Утром он вставал рано, шел в магазин за хлебом, а перед этим варил манную кашу на завтрак – в маленькой алюминиевой кастрюльке для нас двоих (кастрюлька эта и сейчас цела), потом съедал свою половину и шел на работу, предварительно разбудив меня. Чтобы каша на остывала, он ставил кастрюльку в глубокое темно-зеленое бабушкино кресло и накрывал одеялом. Однажды я проснулся сам и, решив, что он просто забыл меня разбудить, тотчас бросился к каше и съел ее всю, не заметив, что кастрюлька на этот раз была полная. Оказалось, что я встал слишком рано, отец, сварив кашу, еще не ел ее и пошел в магазин натощак. Он вернулся из магазина, и я с ужасом осознал, что съел и его долю. Я горел от стыда и, что называется, готов был провалиться сквозь землю. Заперся в туалете и не выходил до тех пор, пока отец не ушел на работу. Вечером он, однако, совсем не ругался, только странно смотрел на меня и шутил:

– У нас, наверное, моль завелась, всю кашу съела…

Умер он сразу – трещина в черепе, перелом позвоночника и ребер. Грузовик, за рулем которого сидел, как сказали потом, пьяный водитель, расплющил его о ворота родного завода. На похоронах гроб не открывали – говорят, было сильно повреждено лицо.

Я, разумеется, плакал, но, к теперешнему своему стыду, не слишком его жалел: не успел привыкнуть к нему, к тому же он частенько ссорился то с бабушкой, то с сестрой, был нервным, мнительным и, как мне казалось, жадным (последнее, думаю, было неправдой). И очень он был больным, слабым. Помнится, мы с сестрой как-то шли по улице – уже после похорон, – и я вдруг сказал ей:

– Может, и хорошо, что так случилось? Ведь он все равно мучился…

К тому времени у нас как бы и философия появилась: считать все происходящее единственно возможным и «к лучшему».

Много позже, став уже взрослым, я нашел его записную книжку – оказывается, он тоже вел маленький дневник. Записи относились к предвоенному времени и началу войны. Тогда-то я и узнал, что всего за два года он потерял мать, двух сыновей, моих младших братьев, а потом и жену, мою мать, которая, как я думаю, так и осталась единственной женщиной, подарившей ему близость.

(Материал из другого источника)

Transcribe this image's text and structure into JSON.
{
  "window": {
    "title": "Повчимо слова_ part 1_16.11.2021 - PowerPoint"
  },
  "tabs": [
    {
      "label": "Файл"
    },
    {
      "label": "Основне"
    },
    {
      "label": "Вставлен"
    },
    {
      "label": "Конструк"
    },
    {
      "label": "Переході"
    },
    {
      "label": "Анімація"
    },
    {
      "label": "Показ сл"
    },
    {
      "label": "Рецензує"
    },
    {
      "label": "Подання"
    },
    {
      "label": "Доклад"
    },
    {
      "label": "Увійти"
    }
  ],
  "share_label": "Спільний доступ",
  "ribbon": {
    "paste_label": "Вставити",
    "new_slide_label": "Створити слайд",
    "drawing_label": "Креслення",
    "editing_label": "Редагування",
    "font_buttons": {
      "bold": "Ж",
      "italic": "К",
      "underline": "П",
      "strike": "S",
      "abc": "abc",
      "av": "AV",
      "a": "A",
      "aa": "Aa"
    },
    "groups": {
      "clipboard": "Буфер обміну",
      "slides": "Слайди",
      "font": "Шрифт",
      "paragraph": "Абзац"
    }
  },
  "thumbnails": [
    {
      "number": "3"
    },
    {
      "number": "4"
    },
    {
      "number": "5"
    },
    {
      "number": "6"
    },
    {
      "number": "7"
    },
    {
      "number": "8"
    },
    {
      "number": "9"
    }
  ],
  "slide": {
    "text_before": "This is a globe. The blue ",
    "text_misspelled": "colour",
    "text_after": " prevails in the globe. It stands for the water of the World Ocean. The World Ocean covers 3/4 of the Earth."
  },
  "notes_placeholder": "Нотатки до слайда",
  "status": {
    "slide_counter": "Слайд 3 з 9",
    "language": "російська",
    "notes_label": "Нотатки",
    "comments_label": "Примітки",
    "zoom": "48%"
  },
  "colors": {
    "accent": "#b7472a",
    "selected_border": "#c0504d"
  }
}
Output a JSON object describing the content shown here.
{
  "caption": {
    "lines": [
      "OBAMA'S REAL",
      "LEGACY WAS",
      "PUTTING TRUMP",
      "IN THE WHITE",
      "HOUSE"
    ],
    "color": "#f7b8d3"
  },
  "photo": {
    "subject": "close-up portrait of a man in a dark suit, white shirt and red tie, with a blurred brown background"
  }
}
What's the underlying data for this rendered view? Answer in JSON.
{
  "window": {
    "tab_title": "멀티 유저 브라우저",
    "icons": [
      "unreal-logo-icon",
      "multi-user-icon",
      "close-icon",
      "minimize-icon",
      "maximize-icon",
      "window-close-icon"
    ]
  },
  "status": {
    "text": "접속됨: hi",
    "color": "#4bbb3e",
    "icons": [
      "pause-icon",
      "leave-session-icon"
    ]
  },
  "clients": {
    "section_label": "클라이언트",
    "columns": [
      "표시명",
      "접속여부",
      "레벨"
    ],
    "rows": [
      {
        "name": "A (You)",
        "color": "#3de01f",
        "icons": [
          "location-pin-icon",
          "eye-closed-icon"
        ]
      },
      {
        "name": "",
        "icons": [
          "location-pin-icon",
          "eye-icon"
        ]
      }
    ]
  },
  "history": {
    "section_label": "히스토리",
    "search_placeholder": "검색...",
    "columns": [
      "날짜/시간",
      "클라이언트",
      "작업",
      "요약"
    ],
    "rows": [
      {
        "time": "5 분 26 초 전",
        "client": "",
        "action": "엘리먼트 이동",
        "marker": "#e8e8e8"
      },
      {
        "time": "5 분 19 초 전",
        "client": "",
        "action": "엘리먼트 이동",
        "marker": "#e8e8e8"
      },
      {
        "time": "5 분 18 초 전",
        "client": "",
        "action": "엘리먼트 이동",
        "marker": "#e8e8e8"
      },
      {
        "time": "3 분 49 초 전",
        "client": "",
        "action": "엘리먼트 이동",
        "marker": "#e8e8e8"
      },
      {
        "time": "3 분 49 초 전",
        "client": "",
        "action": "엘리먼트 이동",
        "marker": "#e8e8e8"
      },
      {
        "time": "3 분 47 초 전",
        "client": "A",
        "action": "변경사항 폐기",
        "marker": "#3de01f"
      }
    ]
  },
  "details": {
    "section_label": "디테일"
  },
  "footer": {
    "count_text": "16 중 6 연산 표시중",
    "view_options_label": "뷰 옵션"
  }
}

Теперь понимаю: он просто не выдержал сокрушительных ударов действительности. А фронт – лишения, страхи, контузия, ранения – просто добил его, хотя и раньше он был наглухо закомплексован и раним. Не вписывался он и в «золотое» предвоенное время, не мог принять постоянную ложь, хамство, грубость «счастливой жизни строителей Светлого Будущего».

Да и на самом деле. Что видело то поколение? Разгул ГУЛАГа, война, послевоенная разруха, постоянный колпак КГБ, бесконечная, всепроникающая ложь, страх… Или все относительно, и тогда у них были свои немалые радости, которые нам, младшим, не кажутся таковыми? Думаю, все же были. Определенно были! У каждого, конечно, свои. Но вот от родственников я слышал, что и мой отец, и его родные братья, мои дяди – тоже умершие, – были поразительно скованы в своих мужских чувствах. Про одного из них рассказывали, что он чуть ли не до 30-ти лет не имел близости с женщиной, а когда одна разбитная бабенка пожалела его и сама предложила ему свое тело, так он, как она потом со смехом всем подряд рассказывала, «не мог попасть» и, чтобы «отыскать куда надо», старательно зажигал спички – это она ему посоветовала: «Ты спичку зажги, тогда и увидишь». Он и зажигал послушно… «Чуть все сено не спалил! – смеялась веселая соблазнительница. – Мы ведь на сеновале баловались».